I'm not saying they were not good choices at all. In fact I have a 300 Winchester Magnum sitting in my safe. The point I was trying to make was that even after one chooses a caliber, cartridge choice can still be confusing. And you need to pay attention to what you get, and the ammunition you shoot. There are many stories of inattentive people firing 7mm Express (or Mauser, 7-08 etc) ammo in their 7mm Mags because they all say 7mm. Or store clerks selling 300 Winchesters to the guy with the Savage 99. 
There are plenty of great choices in the 7mm calibers. Deuce had narrowed his choices to that caliber, I just threw out a few cartridges for him to pick from.

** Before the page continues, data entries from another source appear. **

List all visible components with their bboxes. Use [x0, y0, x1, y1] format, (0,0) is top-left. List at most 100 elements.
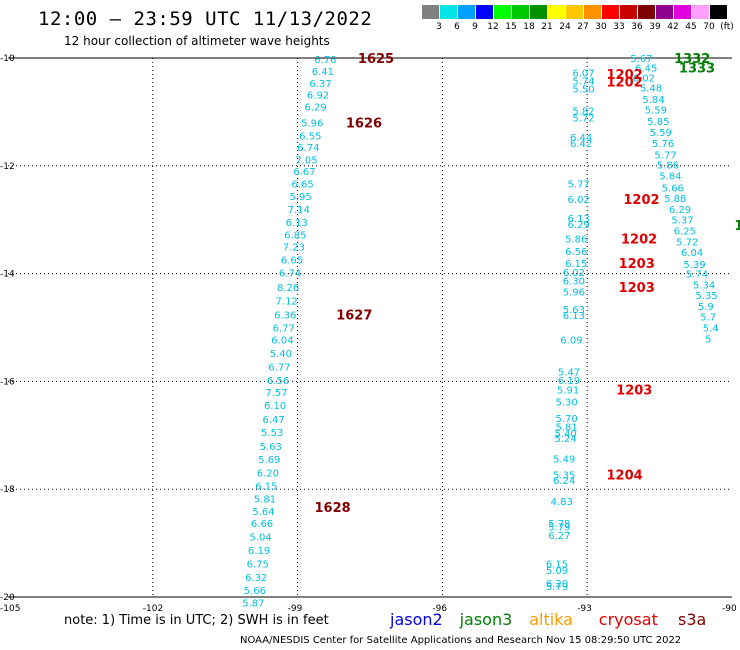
wave-height-value: 5.63	[563, 305, 585, 316]
wave-height-value: 6.19	[558, 376, 580, 387]
latitude-tick-label: -18	[0, 485, 15, 495]
wave-height-value: 5.78	[548, 519, 570, 530]
wave-height-value: 6.47	[263, 415, 285, 426]
wave-height-value: 6.24	[553, 476, 575, 487]
wave-height-value: 6.07	[572, 69, 594, 80]
wave-height-value: 5.35	[695, 291, 717, 302]
longitude-tick-label: -96	[432, 604, 447, 614]
wave-height-value: 6.56	[267, 376, 289, 387]
colorbar-label: 45	[685, 22, 697, 32]
wave-height-value: 6.02	[563, 268, 585, 279]
colorbar-label: 39	[649, 22, 661, 32]
wave-height-value: 5.40	[555, 429, 577, 440]
wave-height-value: 6.75	[247, 560, 269, 571]
wave-height-value: 6.37	[309, 79, 331, 90]
wave-height-value: 5.91	[557, 385, 579, 396]
wave-height-value: 5.66	[244, 586, 266, 597]
colorbar-swatch	[638, 5, 655, 19]
wave-height-value: 5.40	[270, 349, 292, 360]
wave-height-value: 5.63	[260, 442, 282, 453]
wave-height-value: 5.67	[630, 54, 652, 65]
wave-height-value: 5.37	[671, 216, 693, 227]
time-label: 1202	[607, 68, 643, 83]
colorbar-swatch	[656, 5, 673, 19]
wave-height-value: 6.77	[273, 324, 295, 335]
wave-height-value: 5.87	[242, 598, 264, 609]
wave-height-value: 6.77	[268, 362, 290, 373]
wave-height-value: 5.81	[254, 494, 276, 505]
wave-height-value: 5.86	[565, 235, 587, 246]
wave-height-value: 6.30	[563, 277, 585, 288]
wave-height-value: 5.85	[647, 117, 669, 128]
time-label: 1202	[621, 233, 657, 248]
colorbar-label: 70	[703, 22, 715, 32]
time-label: 1628	[314, 501, 350, 516]
wave-height-value: 7.23	[283, 243, 305, 254]
time-label: 1332	[674, 52, 710, 67]
colorbar-label: 42	[667, 22, 679, 32]
time-label: 1203	[619, 281, 655, 296]
wave-height-value: 6.02	[633, 73, 655, 84]
wave-height-value: 5.95	[290, 192, 312, 203]
colorbar-label: 27	[577, 22, 589, 32]
wave-height-value: 5.59	[645, 106, 667, 117]
wave-height-value: 6.74	[279, 269, 301, 280]
time-label: 1627	[336, 309, 372, 324]
wave-height-value: 5.81	[555, 423, 577, 434]
wave-height-value: 5.64	[252, 507, 274, 518]
time-label: 1203	[616, 383, 652, 398]
time-label: 1625	[358, 52, 394, 67]
latitude-tick-label: -12	[0, 162, 15, 172]
wave-height-value: 5.79	[548, 522, 570, 533]
colorbar-label: 18	[523, 22, 535, 32]
wave-height-value: 5.76	[652, 139, 674, 150]
wave-height-value: 6.04	[681, 248, 703, 259]
wave-height-value: 6.67	[293, 167, 315, 178]
wave-height-value: 5.09	[546, 566, 568, 577]
wave-height-value: 5.77	[654, 150, 676, 161]
wave-height-value: 7.57	[265, 388, 287, 399]
mission-jason2: jason2	[390, 610, 443, 629]
longitude-tick-label: -105	[0, 604, 20, 614]
wave-height-value: 5.59	[650, 128, 672, 139]
wave-height-value: 6.92	[307, 91, 329, 102]
wave-height-value: 5.48	[640, 84, 662, 95]
colorbar-label: 9	[472, 22, 478, 32]
wave-height-value: 6.32	[245, 573, 267, 584]
mission-jason3: jason3	[459, 610, 513, 629]
wave-height-value: 5	[705, 334, 711, 345]
colorbar-swatch	[620, 5, 637, 19]
colorbar-label: 24	[559, 22, 571, 32]
wave-height-value: 7.12	[276, 297, 298, 308]
wave-height-value: 6.76	[314, 55, 336, 66]
wave-height-value: 6.42	[570, 139, 592, 150]
wave-height-value: 5.70	[555, 414, 577, 425]
footnote: note: 1) Time is in UTC; 2) SWH is in fe…	[64, 613, 329, 628]
mission-s3a: s3a	[678, 610, 707, 629]
wave-height-value: 6.65	[281, 256, 303, 267]
colorbar-label: (ft)	[720, 22, 734, 32]
wave-height-value: 6.13	[568, 214, 590, 225]
colorbar-swatch	[602, 5, 619, 19]
colorbar-swatch	[710, 5, 727, 19]
wave-height-value: 6.29	[669, 205, 691, 216]
wave-height-value: 6.04	[271, 335, 293, 346]
colorbar-label: 3	[436, 22, 442, 32]
wave-height-value: 5.47	[558, 368, 580, 379]
wave-height-value: 6.15	[565, 259, 587, 270]
time-label: 1202	[607, 76, 643, 91]
wave-height-value: 5.34	[693, 280, 715, 291]
wave-height-value: 6.19	[248, 546, 270, 557]
mission-altika: altika	[529, 610, 573, 629]
wave-height-value: 5.9	[698, 302, 714, 313]
colorbar-label: 6	[454, 22, 460, 32]
wave-height-value: 6.15	[255, 481, 277, 492]
wave-height-value: 4.83	[551, 497, 573, 508]
colorbar-swatch	[674, 5, 691, 19]
wave-height-value: 5.88	[664, 194, 686, 205]
colorbar-swatch	[476, 5, 493, 19]
wave-height-value: 6.02	[568, 195, 590, 206]
wave-height-value: 6.29	[304, 103, 326, 114]
wave-height-value: 5.66	[662, 183, 684, 194]
longitude-tick-label: -102	[143, 604, 163, 614]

You suggested the 30 caliber to lessen the confusion of which cartridge to choose. I was just pointing out that there are even more choices with the 30 that even the 7mm caliber.


----------



## BPturkeys (Sep 13, 2007)

Loke said:


> ...And you need to pay attention to what you get, and the ammunition you shoot.


Yup, yup and double yup...people need to know *exactly what ammo they are stuffing in their gun.*
Sometimes not only can the caliber be confusing but the actual appearance can lead to mistakes. I would dare say over the years there has been more .270win fired in a .30-06 than any other mistake out there and they are not the same caliber.
The proliferation of new cartridges in all calibers has led to much confusion and mistakes can only be eliminated by the very careful inspection of the ammo you use before you put it in your gun.


----------